Ann Easter has gifted and talented children, but that’s not the reason she’s studying high achieving students for her PhD. Ann, mother to Ashley and Caitlin has been awarded a three-year University of Waikato Doctoral Scholarship to study children who come to university early. “Overseas evidence shows that advancing gifted children through the education system is beneficial,” says Ann, “but there’s a lot of negative reaction to it in New Zealand, often around the social and emotional development needs of children not being met.” Ann’s own son Ashley was 17 when he started university, not much younger than most first year students. But now, at 23, he’s about to leave Waikato to study for his PhD at Cambridge University in the UK. He’s one of three New Zealanders to receive a Woolf Fisher scholarship that covers study fees, living costs and flights for three years – worth about $250,000, he says. Daughter Caitlin Easter is a recipient of Waikato’s Sir Edmund Hillary Scholarship which covers her university fees. She represents Waikato in netball and swimming and is in the third year of a Bachelor of Social Science. Next year she’ll do honours and after that hopes to be one of eight students accepted onto Waikato’s postgraduate clinical psychology programme, which will require another four years of study. There’s one member of the Easter family who isn’t currently studying, but Dad Michael also attended Waikato University, one of the early graduates of a Master of Science in biochemistry.

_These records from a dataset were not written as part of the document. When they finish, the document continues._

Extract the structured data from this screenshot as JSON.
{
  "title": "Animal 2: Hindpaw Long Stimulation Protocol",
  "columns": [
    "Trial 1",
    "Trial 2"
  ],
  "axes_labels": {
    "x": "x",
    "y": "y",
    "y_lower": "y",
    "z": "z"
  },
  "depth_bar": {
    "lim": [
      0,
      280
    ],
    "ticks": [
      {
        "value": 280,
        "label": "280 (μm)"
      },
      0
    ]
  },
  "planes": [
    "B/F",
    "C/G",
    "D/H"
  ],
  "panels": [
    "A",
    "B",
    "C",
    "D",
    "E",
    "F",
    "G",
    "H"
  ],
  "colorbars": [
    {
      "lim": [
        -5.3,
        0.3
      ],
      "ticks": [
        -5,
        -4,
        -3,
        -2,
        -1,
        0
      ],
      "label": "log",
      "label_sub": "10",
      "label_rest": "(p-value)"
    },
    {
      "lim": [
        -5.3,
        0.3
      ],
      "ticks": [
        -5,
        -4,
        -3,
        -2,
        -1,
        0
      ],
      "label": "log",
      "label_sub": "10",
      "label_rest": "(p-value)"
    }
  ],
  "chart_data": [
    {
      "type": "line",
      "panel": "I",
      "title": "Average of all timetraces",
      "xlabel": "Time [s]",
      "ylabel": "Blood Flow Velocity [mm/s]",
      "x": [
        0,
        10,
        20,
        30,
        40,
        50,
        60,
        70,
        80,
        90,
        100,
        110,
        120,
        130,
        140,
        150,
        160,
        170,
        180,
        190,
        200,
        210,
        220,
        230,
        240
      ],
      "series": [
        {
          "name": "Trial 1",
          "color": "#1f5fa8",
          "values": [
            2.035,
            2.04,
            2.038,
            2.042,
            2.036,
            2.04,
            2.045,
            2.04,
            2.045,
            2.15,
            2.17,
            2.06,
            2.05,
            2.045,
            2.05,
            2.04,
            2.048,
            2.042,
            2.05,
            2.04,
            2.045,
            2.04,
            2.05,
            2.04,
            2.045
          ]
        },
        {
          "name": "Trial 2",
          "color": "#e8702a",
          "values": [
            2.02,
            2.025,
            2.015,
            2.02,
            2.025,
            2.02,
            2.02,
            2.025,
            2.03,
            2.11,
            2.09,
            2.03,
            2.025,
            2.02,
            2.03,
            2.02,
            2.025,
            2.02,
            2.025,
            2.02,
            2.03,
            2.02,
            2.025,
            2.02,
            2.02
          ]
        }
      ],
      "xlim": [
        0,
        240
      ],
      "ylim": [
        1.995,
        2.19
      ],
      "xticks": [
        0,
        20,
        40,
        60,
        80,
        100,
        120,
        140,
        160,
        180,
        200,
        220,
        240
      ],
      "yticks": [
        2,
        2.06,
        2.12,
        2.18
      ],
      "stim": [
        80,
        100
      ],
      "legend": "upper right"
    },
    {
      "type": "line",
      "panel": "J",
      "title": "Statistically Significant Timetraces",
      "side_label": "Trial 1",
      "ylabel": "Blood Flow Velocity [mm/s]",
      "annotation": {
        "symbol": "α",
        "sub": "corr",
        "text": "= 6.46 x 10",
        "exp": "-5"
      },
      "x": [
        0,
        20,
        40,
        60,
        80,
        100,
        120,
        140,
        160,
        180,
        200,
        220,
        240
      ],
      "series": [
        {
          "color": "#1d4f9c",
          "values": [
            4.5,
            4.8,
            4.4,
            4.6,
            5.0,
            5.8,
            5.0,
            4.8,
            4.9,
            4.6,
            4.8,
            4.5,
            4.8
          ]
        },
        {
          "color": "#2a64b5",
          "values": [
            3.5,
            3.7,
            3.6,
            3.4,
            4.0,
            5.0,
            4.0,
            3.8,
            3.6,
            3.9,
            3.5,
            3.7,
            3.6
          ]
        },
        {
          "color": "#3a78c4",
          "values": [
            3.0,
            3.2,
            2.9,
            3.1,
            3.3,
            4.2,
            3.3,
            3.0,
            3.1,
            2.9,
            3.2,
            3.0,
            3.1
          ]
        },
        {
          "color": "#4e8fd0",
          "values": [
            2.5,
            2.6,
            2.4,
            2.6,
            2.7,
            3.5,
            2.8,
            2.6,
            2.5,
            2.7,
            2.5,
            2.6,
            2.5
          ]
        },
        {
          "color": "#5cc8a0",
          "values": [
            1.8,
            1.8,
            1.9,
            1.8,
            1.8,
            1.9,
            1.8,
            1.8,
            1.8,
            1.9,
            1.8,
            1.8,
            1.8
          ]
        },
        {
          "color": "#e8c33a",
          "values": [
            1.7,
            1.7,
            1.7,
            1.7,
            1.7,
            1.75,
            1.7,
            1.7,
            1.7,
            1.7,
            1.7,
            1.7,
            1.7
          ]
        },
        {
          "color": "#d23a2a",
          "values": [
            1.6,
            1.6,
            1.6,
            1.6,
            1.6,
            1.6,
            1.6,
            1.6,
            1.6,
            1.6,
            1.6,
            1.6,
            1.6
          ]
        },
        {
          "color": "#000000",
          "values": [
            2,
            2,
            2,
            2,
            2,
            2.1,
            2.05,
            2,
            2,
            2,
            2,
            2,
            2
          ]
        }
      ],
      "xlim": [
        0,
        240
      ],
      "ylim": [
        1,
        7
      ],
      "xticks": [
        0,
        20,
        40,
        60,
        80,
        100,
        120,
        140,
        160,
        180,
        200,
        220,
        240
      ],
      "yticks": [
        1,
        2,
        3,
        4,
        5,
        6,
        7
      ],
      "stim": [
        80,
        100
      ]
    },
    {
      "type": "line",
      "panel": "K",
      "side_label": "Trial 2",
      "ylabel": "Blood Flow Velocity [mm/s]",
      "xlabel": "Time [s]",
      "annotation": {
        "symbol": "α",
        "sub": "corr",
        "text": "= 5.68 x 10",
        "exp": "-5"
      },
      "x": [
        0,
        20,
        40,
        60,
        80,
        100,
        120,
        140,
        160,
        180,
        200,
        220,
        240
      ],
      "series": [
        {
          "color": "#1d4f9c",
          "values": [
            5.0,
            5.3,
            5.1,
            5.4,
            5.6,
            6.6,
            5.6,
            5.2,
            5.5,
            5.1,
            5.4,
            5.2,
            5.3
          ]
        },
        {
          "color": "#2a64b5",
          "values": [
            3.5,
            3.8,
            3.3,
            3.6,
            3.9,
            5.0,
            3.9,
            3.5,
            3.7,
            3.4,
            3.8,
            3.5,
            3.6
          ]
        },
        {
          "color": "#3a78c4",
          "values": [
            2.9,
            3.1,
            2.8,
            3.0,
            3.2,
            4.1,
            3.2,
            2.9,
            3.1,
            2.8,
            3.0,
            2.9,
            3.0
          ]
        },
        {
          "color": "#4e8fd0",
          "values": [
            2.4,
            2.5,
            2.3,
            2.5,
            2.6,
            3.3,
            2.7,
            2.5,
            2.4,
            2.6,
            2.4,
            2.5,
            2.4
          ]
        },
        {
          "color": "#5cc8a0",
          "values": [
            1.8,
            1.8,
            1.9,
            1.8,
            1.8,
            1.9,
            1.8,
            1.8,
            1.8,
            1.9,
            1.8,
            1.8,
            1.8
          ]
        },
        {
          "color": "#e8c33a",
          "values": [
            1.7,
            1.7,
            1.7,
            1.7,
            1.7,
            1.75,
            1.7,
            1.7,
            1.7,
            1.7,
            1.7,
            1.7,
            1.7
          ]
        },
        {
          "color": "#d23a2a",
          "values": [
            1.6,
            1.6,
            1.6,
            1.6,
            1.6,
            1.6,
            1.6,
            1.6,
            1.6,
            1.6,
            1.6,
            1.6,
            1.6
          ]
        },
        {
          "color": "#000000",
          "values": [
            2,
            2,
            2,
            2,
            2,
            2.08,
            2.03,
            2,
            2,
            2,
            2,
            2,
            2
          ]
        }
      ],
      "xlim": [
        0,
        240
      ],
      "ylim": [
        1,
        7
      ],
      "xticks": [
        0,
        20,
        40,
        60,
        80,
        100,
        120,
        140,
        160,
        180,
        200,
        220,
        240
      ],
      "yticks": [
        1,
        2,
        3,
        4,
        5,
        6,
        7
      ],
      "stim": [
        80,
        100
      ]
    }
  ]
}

The University of Waikato Continuing Education is offering beginners a new three week course on financial literacy later this month in Tauranga. Aimed at teaching people valuable money skills, the Money Talk! evening course will help participants understand how money works and about their own personal money habits. They will learn how to develop a spending and savings plan for their family and discuss the dos and don’ts of money lending. Presenter Sylvia Bowden is a budget adviser and life coach and wrote How to stop your kids from going broke – which each participant receives as part of the course fee. Money Talk! costs $90 and runs from 6.30-8.30pm Mondays and Thursdays from July 26 - August 12.